On the morning of the 16th of August 2015, I had the great fortune of yet again addressing a group of students from the Vivekananda Study Circle, IIT Madras as a part of their annual Vivekananda Heritage Walk programme. This programme, currently in its 5th year saw active participation from over 75 students. The Vivekananda Study Circle is an Independent Students Initiative of IIT-M and has been in existence since 1997.

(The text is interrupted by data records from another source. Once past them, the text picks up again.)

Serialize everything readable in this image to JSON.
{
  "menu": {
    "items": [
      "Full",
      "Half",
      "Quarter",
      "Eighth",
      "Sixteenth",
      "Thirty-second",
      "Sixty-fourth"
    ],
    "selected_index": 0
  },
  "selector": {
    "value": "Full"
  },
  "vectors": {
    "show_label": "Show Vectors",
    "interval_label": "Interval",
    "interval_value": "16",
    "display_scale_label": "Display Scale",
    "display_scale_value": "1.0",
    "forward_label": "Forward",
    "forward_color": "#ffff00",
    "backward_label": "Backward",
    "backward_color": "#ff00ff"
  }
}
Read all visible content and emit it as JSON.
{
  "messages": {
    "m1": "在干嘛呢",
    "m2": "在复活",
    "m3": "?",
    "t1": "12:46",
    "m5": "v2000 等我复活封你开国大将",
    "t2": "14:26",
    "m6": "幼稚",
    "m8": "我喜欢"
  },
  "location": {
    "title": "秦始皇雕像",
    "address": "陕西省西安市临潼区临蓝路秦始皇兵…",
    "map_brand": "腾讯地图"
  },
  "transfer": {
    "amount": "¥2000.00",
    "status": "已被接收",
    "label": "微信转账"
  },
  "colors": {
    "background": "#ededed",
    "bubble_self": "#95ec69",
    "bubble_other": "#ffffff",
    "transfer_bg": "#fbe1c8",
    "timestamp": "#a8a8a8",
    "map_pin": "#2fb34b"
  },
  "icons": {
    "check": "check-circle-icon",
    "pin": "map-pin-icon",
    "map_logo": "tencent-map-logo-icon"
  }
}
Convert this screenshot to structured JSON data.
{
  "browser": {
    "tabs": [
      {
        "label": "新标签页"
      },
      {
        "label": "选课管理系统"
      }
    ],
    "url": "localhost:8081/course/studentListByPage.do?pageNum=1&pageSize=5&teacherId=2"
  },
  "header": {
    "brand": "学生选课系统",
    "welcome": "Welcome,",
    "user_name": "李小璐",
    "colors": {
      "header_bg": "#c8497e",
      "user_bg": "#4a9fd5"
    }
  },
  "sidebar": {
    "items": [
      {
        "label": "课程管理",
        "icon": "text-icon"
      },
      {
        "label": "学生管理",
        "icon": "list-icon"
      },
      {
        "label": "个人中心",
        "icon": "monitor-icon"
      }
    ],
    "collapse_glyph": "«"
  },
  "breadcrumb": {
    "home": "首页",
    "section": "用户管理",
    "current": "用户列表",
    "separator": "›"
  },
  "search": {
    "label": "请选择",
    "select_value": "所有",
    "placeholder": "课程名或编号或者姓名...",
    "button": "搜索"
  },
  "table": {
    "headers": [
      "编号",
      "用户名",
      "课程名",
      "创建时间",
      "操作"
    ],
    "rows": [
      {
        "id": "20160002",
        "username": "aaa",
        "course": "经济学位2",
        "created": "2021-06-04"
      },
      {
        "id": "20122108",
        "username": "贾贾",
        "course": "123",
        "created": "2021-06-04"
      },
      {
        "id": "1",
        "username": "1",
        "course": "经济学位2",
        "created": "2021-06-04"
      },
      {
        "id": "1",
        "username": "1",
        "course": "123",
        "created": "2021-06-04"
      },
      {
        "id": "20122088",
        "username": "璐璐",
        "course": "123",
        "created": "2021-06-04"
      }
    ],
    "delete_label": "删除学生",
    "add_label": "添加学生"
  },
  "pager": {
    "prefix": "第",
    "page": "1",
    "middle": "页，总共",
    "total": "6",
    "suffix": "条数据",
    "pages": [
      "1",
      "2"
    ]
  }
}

The first time this themed walk was done was way back in 2009, when my mentor Shri V.Sriram and I curated a walk covering a few places in the city associated with Swami Vivekananda and the Ramakrishna Math as part of the Madras Week celebrations that year. Though the Ice House (now Vivekananda Illam) remains the most well known of places connected with Swami Vivekananda's stay at Madras, there are quite a few other places (including a couple of private residences) that were visited by him. We had the good fortune of having Swami Atmashraddhananda of the Ramakrishna Math, Chennai (Editor of Vedanta Kesari, the English spiritual magazine being brought out by the Math) accompanying us as part of the tour. Swami Atmashraddhananda had that year brought out a wonderful illustrated book on the history of the Ice House and its connections with the Ramakrishna Math. It was his brain child to do this tour for the members of the Vivekananda Study Circle (IIT, Madras) a couple of years later. The first tour was held in 2011 and has been a regular feature ever since.

The tour this year began with the students assembling at the new shrine of the Ramakrishna Math in Mylapore. After a brief overview of the history of Madras and the antiquity of Mylapore, the narrative went on to cover the story of the origin and growth of the Ramakrishna movement in Madras. The students then went on to visit the Kapaleeswarar temple and the Ice House to complete their tour.

The Vedanta Kesari is one of India's oldest spiritual magazines in continuous publication. Started in 1914, it was a successor to the Brahmavadin, the magazine started in 1895 by a group of Swami Vivekananda's ardent disciples in Madras, led by Alasinga Perumal. The Chennai Math also has an active publication department going back to 1908.

In a remarkable act of conservation worthy of emulation, the Chennai Math has digitised the archives of both Brahmavadin and the Vedanta Kesari, which are available for sale.